Classic Triad May Be Incomplete or Evolve Gradually

The classical triad of confusion, ophthalmoplegia, and ataxia may be absent or develop progressively, particularly in non-alcoholic WE. In this case, the full triad eventually became apparent but initially presented with subtle or nonspecific symptoms like fatigue, hiccups, and visual disturbances.

MRI is Crucial but Not Always Definitive

MRI findings, including symmetric hyperintensities in the thalami, mammillary bodies, and periaqueductal grey matter, are supportive but not universally present. While imaging supported diagnosis here, clinicians should not rely solely on MRI, especially in atypical cases.

Early Thiamine Administration is Critical

Prompt high-dose intravenous thiamine can lead to significant clinical improvement and prevent irreversible neurological damage. This case illustrates the importance of initiating empirical thiamine therapy before confirming diagnosis, given its safety and potential benefit.

Non-Alcoholic WE Can Mimic Other Neurological Conditions

This case mimicked neuromyelitis optica spectrum disorder (NMOSD) due to gastrointestinal symptoms and hiccups.
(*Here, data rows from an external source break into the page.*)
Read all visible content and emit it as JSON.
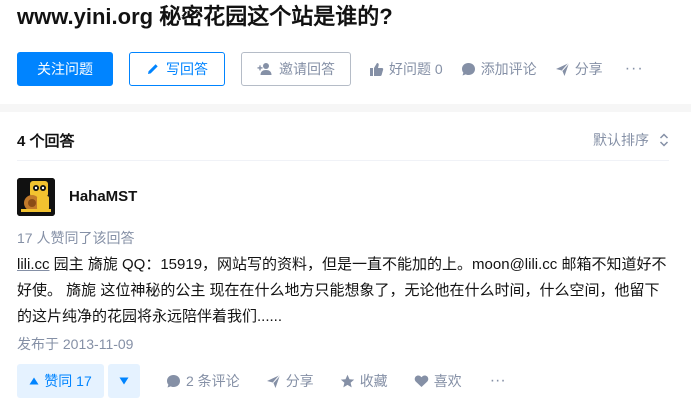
{
  "question": {
    "title": "www.yini.org 秘密花园这个站是谁的?",
    "follow_label": "关注问题",
    "write_answer_label": "写回答",
    "invite_label": "邀请回答",
    "good_question_label": "好问题 0",
    "add_comment_label": "添加评论",
    "share_label": "分享",
    "more_label": "···"
  },
  "answers": {
    "count_label": "4 个回答",
    "sort_label": "默认排序"
  },
  "answer": {
    "author": "HahaMST",
    "vote_meta": "17 人赞同了该回答",
    "body_link": "lili.cc",
    "body_text": " 园主 旖旎 QQ：15919，网站写的资料，但是一直不能加的上。moon@lili.cc 邮箱不知道好不好使。 旖旎 这位神秘的公主 现在在什么地方只能想象了，无论他在什么时间，什么空间，他留下的这片纯净的花园将永远陪伴着我们......",
    "published": "发布于 2013-11-09",
    "vote_up_label": "赞同 17",
    "comments_label": "2 条评论",
    "share_label": "分享",
    "collect_label": "收藏",
    "like_label": "喜欢",
    "more_label": "···"
  },
  "colors": {
    "accent": "#0084ff",
    "muted": "#8590a6",
    "text": "#121212",
    "vote_bg": "#e5f2ff"
  },
  "icons": [
    "pen-icon",
    "invite-person-icon",
    "thumb-up-icon",
    "comment-bubble-icon",
    "share-arrow-icon",
    "sort-chevrons-icon",
    "triangle-up-icon",
    "triangle-down-icon",
    "star-icon",
    "heart-icon",
    "avatar-image"
  ]
}
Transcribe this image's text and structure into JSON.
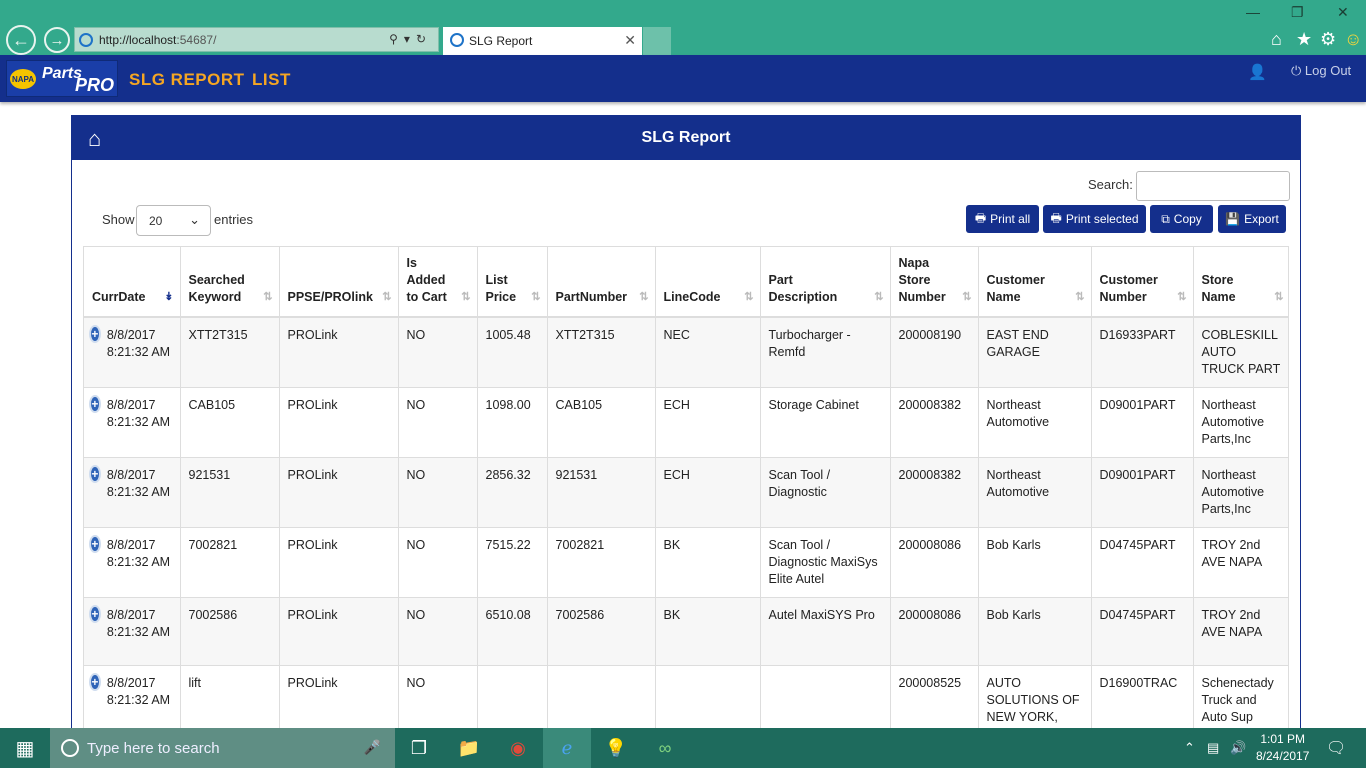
{
  "browser": {
    "url": "http://localhost:54687/",
    "url_host": "http://localhost",
    "url_rest": ":54687/",
    "tab_title": "SLG Report"
  },
  "app": {
    "logo_text": "Parts",
    "logo_pro": "PRO",
    "logo_napa": "NAPA",
    "nav": [
      "SLG REPORT",
      "LIST"
    ],
    "logout_label": "Log Out"
  },
  "panel": {
    "title": "SLG Report",
    "search_label": "Search:",
    "show_label": "Show",
    "entries_value": "20",
    "entries_label": "entries",
    "buttons": [
      "Print all",
      "Print selected",
      "Copy",
      "Export"
    ]
  },
  "table": {
    "columns": [
      [
        "CurrDate"
      ],
      [
        "Searched",
        "Keyword"
      ],
      [
        "PPSE/PROlink"
      ],
      [
        "Is",
        "Added",
        "to Cart"
      ],
      [
        "List",
        "Price"
      ],
      [
        "PartNumber"
      ],
      [
        "LineCode"
      ],
      [
        "Part",
        "Description"
      ],
      [
        "Napa",
        "Store",
        "Number"
      ],
      [
        "Customer",
        "Name"
      ],
      [
        "Customer",
        "Number"
      ],
      [
        "Store",
        "Name"
      ]
    ],
    "rows": [
      [
        "8/8/2017 8:21:32 AM",
        "XTT2T315",
        "PROLink",
        "NO",
        "1005.48",
        "XTT2T315",
        "NEC",
        "Turbocharger - Remfd",
        "200008190",
        "EAST END GARAGE",
        "D16933PART",
        "COBLESKILL AUTO TRUCK PART"
      ],
      [
        "8/8/2017 8:21:32 AM",
        "CAB105",
        "PROLink",
        "NO",
        "1098.00",
        "CAB105",
        "ECH",
        "Storage Cabinet",
        "200008382",
        "Northeast Automotive",
        "D09001PART",
        "Northeast Automotive Parts,Inc"
      ],
      [
        "8/8/2017 8:21:32 AM",
        "921531",
        "PROLink",
        "NO",
        "2856.32",
        "921531",
        "ECH",
        "Scan Tool / Diagnostic",
        "200008382",
        "Northeast Automotive",
        "D09001PART",
        "Northeast Automotive Parts,Inc"
      ],
      [
        "8/8/2017 8:21:32 AM",
        "7002821",
        "PROLink",
        "NO",
        "7515.22",
        "7002821",
        "BK",
        "Scan Tool / Diagnostic MaxiSys Elite Autel",
        "200008086",
        "Bob Karls",
        "D04745PART",
        "TROY 2nd AVE NAPA"
      ],
      [
        "8/8/2017 8:21:32 AM",
        "7002586",
        "PROLink",
        "NO",
        "6510.08",
        "7002586",
        "BK",
        "Autel MaxiSYS Pro",
        "200008086",
        "Bob Karls",
        "D04745PART",
        "TROY 2nd AVE NAPA"
      ],
      [
        "8/8/2017 8:21:32 AM",
        "lift",
        "PROLink",
        "NO",
        "",
        "",
        "",
        "",
        "200008525",
        "AUTO SOLUTIONS OF NEW YORK, INC",
        "D16900TRAC",
        "Schenectady Truck and Auto Sup"
      ]
    ]
  },
  "taskbar": {
    "search_placeholder": "Type here to search",
    "time": "1:01 PM",
    "date": "8/24/2017"
  }
}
A thorough autoimmune workup and imaging helped distinguish WE from other mimics. Differential diagnosis is essential to avoid delays in treatment.

References

1. Liang H, Wu L, Liu L, Han J, Zhu J, et al. (2017). A case report: Non-alcoholic Wernicke encephalopathy associated with polyneuropathy. Journal of International Medical Research, 45: 1794-1801.
2. Zilioli A, Misirocchi F, Mutti C, Romano S, Minetti M, et al. (2023). Non-alcoholic Wernicke's encephalopathy mimicking neuromyelitis optica spectrum disorder in a young woman: a case report and literature review. Acta Biomed. 5: 2023111.
3. Guler A, Alpaydin S, Sirin H, Calli C, Celebisoy N. (2015) A non-alcoholic Wernicke's encephalopathy case with atypical MRI findings: Clinic versus radiology. Neuroradiol J. 28: 474-7.